The US Department of Defense is mulling using smartphone-based diagnosis tools to detect traumatic brain injuries in soldiers on the battlefield. According to a post on its “Armed with Science” blog, the DoD is working with Bethesda, Maryland-based Brainscope to put its FDA-cleared Ahead 200 device into real-world action.
At the moment, the process of establishing the presence of a traumatic brain injury involves the usage of CT scanners, which are too big to be easily transported outside of the hospital. This makes the job of medics on the battlefield that much harder as they have to resort to asking questions about immediately obvious symptoms like headaches, nausea and light sensitivity.
Brainscope’s Ahead 200 device doesn’t replace the CT Scan, but it does provide an in-between solution that’s much more portable and practical to use outside of a hospital. It consists of a headpiece with a number of EEG leads that connect to an Android smartphone, which runs the diagnostic software. It’s FDA-cleared for prescription use by trained medical professionals only.

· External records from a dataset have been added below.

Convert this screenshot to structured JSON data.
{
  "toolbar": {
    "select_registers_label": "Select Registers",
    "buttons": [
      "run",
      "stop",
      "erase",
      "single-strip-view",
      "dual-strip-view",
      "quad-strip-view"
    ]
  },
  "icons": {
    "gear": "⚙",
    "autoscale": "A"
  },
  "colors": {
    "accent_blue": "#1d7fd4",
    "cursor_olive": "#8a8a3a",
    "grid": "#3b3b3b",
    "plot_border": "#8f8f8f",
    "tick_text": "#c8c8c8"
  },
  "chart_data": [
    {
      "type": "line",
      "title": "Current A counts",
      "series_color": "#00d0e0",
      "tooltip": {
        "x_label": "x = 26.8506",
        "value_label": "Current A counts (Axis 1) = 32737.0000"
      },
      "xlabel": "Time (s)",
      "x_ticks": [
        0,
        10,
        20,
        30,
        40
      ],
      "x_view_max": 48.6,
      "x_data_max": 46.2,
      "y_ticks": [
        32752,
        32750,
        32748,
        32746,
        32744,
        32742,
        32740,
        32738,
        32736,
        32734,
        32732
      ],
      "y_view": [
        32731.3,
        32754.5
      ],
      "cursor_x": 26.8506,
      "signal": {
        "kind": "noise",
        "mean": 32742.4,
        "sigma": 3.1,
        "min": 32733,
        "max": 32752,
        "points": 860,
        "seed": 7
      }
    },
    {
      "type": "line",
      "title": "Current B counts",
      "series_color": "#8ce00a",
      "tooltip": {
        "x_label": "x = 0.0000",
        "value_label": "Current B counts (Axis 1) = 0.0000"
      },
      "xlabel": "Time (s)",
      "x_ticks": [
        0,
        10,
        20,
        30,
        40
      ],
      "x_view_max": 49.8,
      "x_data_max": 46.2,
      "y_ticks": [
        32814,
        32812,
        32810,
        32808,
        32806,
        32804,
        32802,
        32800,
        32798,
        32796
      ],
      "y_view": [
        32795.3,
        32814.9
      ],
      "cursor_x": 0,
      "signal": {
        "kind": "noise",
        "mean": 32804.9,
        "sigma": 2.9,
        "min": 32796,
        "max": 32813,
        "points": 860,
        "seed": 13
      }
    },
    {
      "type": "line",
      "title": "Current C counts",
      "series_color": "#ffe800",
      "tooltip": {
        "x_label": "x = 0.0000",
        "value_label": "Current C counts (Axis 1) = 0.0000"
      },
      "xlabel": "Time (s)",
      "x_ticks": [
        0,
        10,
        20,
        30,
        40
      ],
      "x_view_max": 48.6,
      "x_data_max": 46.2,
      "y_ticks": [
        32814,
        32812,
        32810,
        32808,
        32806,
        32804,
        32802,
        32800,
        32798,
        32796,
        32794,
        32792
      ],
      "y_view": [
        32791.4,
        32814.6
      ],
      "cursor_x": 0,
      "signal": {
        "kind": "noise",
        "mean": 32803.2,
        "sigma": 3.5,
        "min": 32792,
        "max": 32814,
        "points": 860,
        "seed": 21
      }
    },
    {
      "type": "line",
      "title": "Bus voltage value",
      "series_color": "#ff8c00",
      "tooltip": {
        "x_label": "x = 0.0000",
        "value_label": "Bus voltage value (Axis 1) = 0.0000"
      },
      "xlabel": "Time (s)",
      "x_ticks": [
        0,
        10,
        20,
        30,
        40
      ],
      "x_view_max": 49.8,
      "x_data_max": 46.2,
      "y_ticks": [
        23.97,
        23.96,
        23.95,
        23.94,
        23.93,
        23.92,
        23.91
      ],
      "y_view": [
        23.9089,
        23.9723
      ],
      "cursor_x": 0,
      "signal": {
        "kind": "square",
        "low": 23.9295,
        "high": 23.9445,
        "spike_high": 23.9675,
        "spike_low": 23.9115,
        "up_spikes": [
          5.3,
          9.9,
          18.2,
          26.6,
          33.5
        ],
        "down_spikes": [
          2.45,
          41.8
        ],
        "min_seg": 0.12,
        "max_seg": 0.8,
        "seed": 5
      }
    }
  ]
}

“[The device] will be very useful in the field, to be able to know whether it’s worth everybody’s risk to actually evacuate this person somewhere and get that CT scan or not,” Army Col. Dallas Hack, the director of combat casualty care for the Army Medical Research and Materiel Command at Fort Detrick, Maryland, told Armed with Science.
The Department of Defense has dabbled in mHealth for a number of years, though mostly via its agency, the National Center for Telehealth and Technology (T2). T2 has released more than 20 apps thus far, including a biofeedback app, a mood tracker, an app for managing PTSD, and an app to help cope with stress using breathing exercises.